The most disturbing aspect however is not the opinion of people who want to protect our heritage buildings which they are perfectly entitled to do but rather how they and the council go about that process. It is the response from councillor Sophie Barker, chairwoman of the strategy, planning and engagement committee, in the ODT that is even more disturbing.

As chairwoman of this policy-making committee, she appears to be using this authority to pre-empt the deliberations of the committee and the public.

Cr Barker is reported as saying "This is a wake-up call for us all ... to put our heritage action plan on steroids to protect the remaining treasures in our city".

Predetermination is usually a sacking offence when you are in a public policy-making position and not exhibit an open mind to alternatives that may present themselves. Some would suggest that it is not whether heritage is important or not but how do we ensure that the rights of ownership prevail over the well-meaning and often emotive desire to preserve our history.

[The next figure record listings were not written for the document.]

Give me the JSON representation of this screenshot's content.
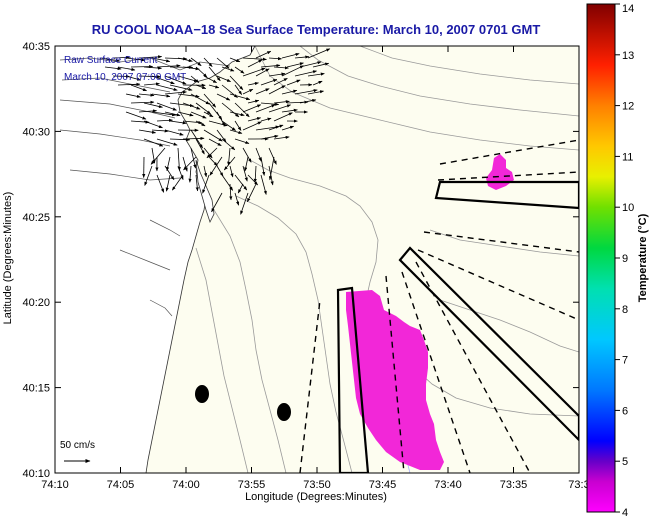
{
  "title": "RU COOL  NOAA−18  Sea Surface Temperature:  March 10, 2007 0701 GMT",
  "legend": {
    "line1": "Raw Surface Current",
    "line2": "March 10, 2007 07:00 GMT"
  },
  "scale_label": "50 cm/s",
  "x_axis": {
    "label": "Longitude (Degrees:Minutes)",
    "ticks": [
      "74:10",
      "74:05",
      "74:00",
      "73:55",
      "73:50",
      "73:45",
      "73:40",
      "73:35",
      "73:3"
    ]
  },
  "y_axis": {
    "label": "Latitude (Degrees:Minutes)",
    "ticks": [
      "40:35",
      "40:30",
      "40:25",
      "40:20",
      "40:15",
      "40:10"
    ]
  },
  "colorbar": {
    "label": "Temperature (°C)",
    "ticks": [
      "14",
      "13",
      "12",
      "11",
      "10",
      "9",
      "8",
      "7",
      "6",
      "5",
      "4"
    ],
    "range": [
      4,
      14
    ]
  },
  "colors": {
    "land": "#ffffff",
    "ocean": "#fdfdf0",
    "sst_patch": "#f227d8",
    "title": "#1a1aa6"
  }
}
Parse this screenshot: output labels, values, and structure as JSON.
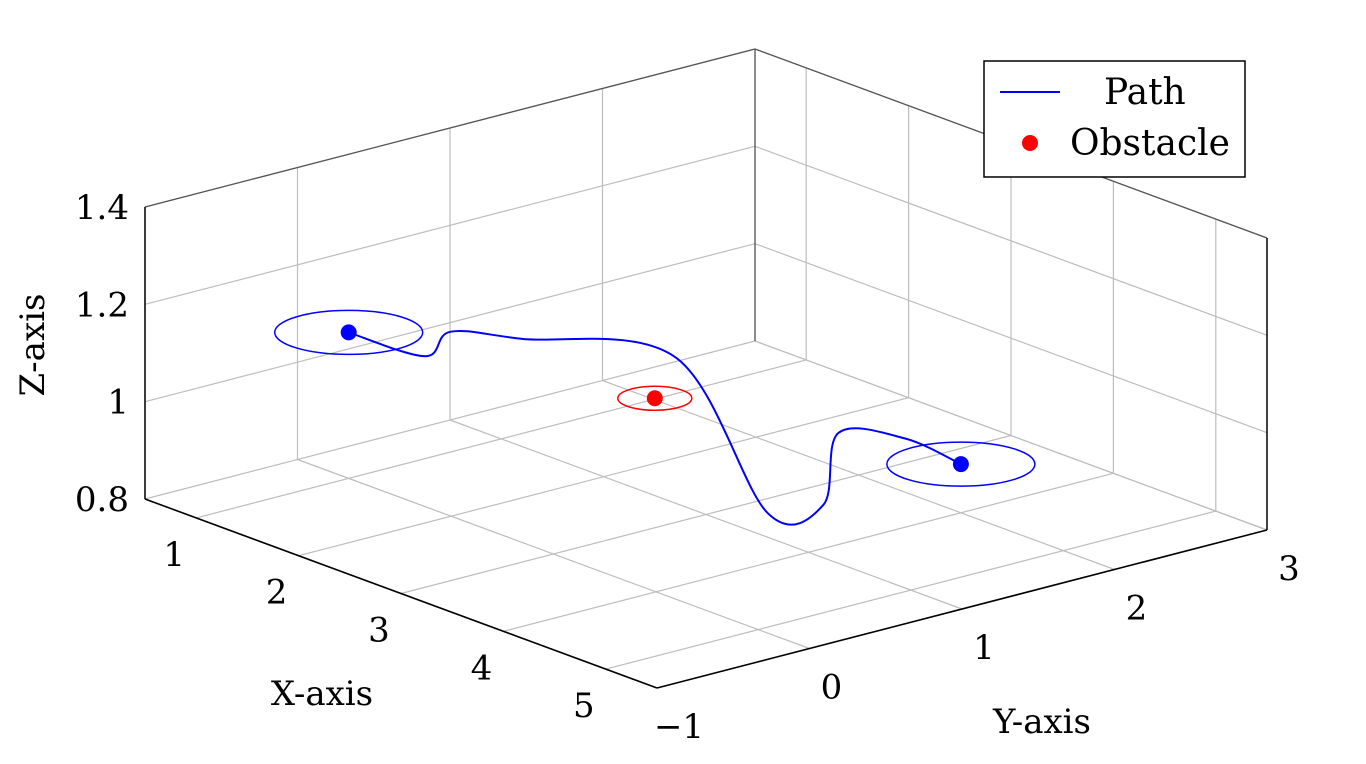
{
  "chart_data": {
    "type": "line3d",
    "title": "",
    "xlabel": "X-axis",
    "ylabel": "Y-axis",
    "zlabel": "Z-axis",
    "xlim": [
      0.5,
      5.5
    ],
    "ylim": [
      -1,
      3
    ],
    "zlim": [
      0.8,
      1.4
    ],
    "xticks": [
      "1",
      "2",
      "3",
      "4",
      "5"
    ],
    "yticks": [
      "−1",
      "0",
      "1",
      "2",
      "3"
    ],
    "zticks": [
      "0.8",
      "1",
      "1.2",
      "1.4"
    ],
    "grid": true,
    "legend_position": "top-right",
    "series": [
      {
        "name": "Path",
        "type": "line",
        "color": "#0000ff",
        "x": [
          1.0,
          1.3,
          1.4,
          1.8,
          2.7,
          3.6,
          3.7,
          3.4,
          3.6,
          4.0
        ],
        "y": [
          0.0,
          0.3,
          0.4,
          0.6,
          1.0,
          1.0,
          1.3,
          1.6,
          1.9,
          2.0
        ],
        "z": [
          1.1,
          1.05,
          1.1,
          1.1,
          1.1,
          0.85,
          0.85,
          0.95,
          0.93,
          0.9
        ]
      },
      {
        "name": "Obstacle",
        "type": "scatter",
        "color": "#ff0000",
        "x": [
          2.5
        ],
        "y": [
          1.0
        ],
        "z": [
          1.0
        ]
      }
    ],
    "endpoints": {
      "color": "#0000ff",
      "points": [
        {
          "x": 1.0,
          "y": 0.0,
          "z": 1.1
        },
        {
          "x": 4.0,
          "y": 2.0,
          "z": 0.9
        }
      ]
    }
  }
}
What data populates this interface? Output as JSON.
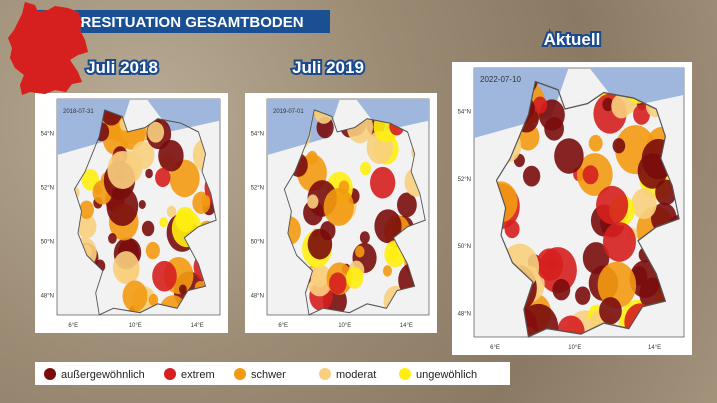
{
  "header": {
    "title": "DÜRRESITUATION GESAMTBODEN"
  },
  "panels": [
    {
      "title": "Juli 2018",
      "date": "2018-07-31"
    },
    {
      "title": "Juli 2019",
      "date": "2019-07-01"
    },
    {
      "title": "Aktuell",
      "date": "2022-07-10"
    }
  ],
  "lat_labels": [
    "54°N",
    "52°N",
    "50°N",
    "48°N"
  ],
  "lon_labels": [
    "6°E",
    "10°E",
    "14°E"
  ],
  "legend": [
    {
      "label": "außergewöhnlich",
      "color": "#7a0c0c"
    },
    {
      "label": "extrem",
      "color": "#d61f1f"
    },
    {
      "label": "schwer",
      "color": "#f29a12"
    },
    {
      "label": "moderat",
      "color": "#f8cf7e"
    },
    {
      "label": "ungewöhlich",
      "color": "#ffee10"
    }
  ]
}
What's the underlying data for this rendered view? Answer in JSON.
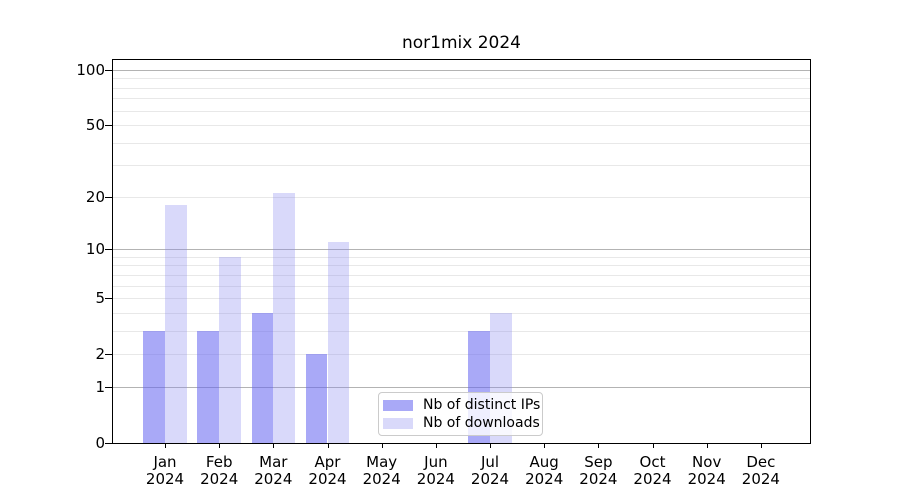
{
  "title": "nor1mix 2024",
  "chart_data": {
    "type": "bar",
    "title": "nor1mix 2024",
    "categories": [
      "Jan 2024",
      "Feb 2024",
      "Mar 2024",
      "Apr 2024",
      "May 2024",
      "Jun 2024",
      "Jul 2024",
      "Aug 2024",
      "Sep 2024",
      "Oct 2024",
      "Nov 2024",
      "Dec 2024"
    ],
    "series": [
      {
        "name": "Nb of distinct IPs",
        "color": "#a9a9f7",
        "fill": "rgba(99,99,240,0.55)",
        "values": [
          3,
          3,
          4,
          2,
          0,
          0,
          3,
          0,
          0,
          0,
          0,
          0
        ]
      },
      {
        "name": "Nb of downloads",
        "color": "#dcdcfa",
        "fill": "rgba(138,138,238,0.32)",
        "values": [
          18,
          9,
          21,
          11,
          0,
          0,
          4,
          0,
          0,
          0,
          0,
          0
        ]
      }
    ],
    "xlabel": "",
    "ylabel": "",
    "yscale": "log1p",
    "ylim": [
      0,
      113
    ],
    "yticks": [
      0,
      1,
      2,
      5,
      10,
      20,
      50,
      100
    ],
    "major_gridlines": [
      1,
      10,
      100
    ],
    "minor_gridlines": [
      2,
      3,
      4,
      5,
      6,
      7,
      8,
      9,
      20,
      30,
      40,
      50,
      60,
      70,
      80,
      90
    ],
    "grid": "on",
    "legend_position": "lower center"
  },
  "colors": {
    "major_gridline": "#b3b3b3",
    "minor_gridline": "#e8e8e8",
    "spine": "#000000",
    "legend_border": "#cbcbcb"
  }
}
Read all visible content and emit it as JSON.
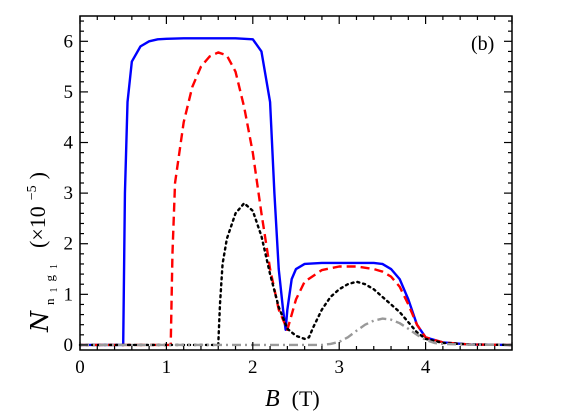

Consider the value of old paintings. Should Cr Barker’s committee (as self-appointed arbiters of taste and value), determine what ownership rights really mean when it comes to heritage and private property.

Is Ms Barker saying that all issues of heritage and taste be transferred to her committee for decision, rather than the actual owner who presumably pays the rates and upkeep of their asset?

The real question is not whether this property at 284 Stuart St is worth preserving. It is really all about what is going to replace it. Developers in Auckland recently built a concrete block of apartments clad with green venetian tiles and it looks fabulous.

A well-functioning society is a result of getting the incentives right in the interests of us all. The Dunedin City Council (DCC) appears to believe that sanctions work better than incentives.

Could not Cr Barker approach the owner and simply say "what can we, the DCC, do to help you preserve this lovely home".

Try buying the development rights to the house and section Cr Barker. It really is not difficult.

No council should be allowed the authority that destroys the security of the private citizen, nor should they confuse an interest group’s attention with that which we all know and accept to be a genuine public good.

— Gerrard Eckhoff is a former Otago regional councillor and Act New Zealand MP.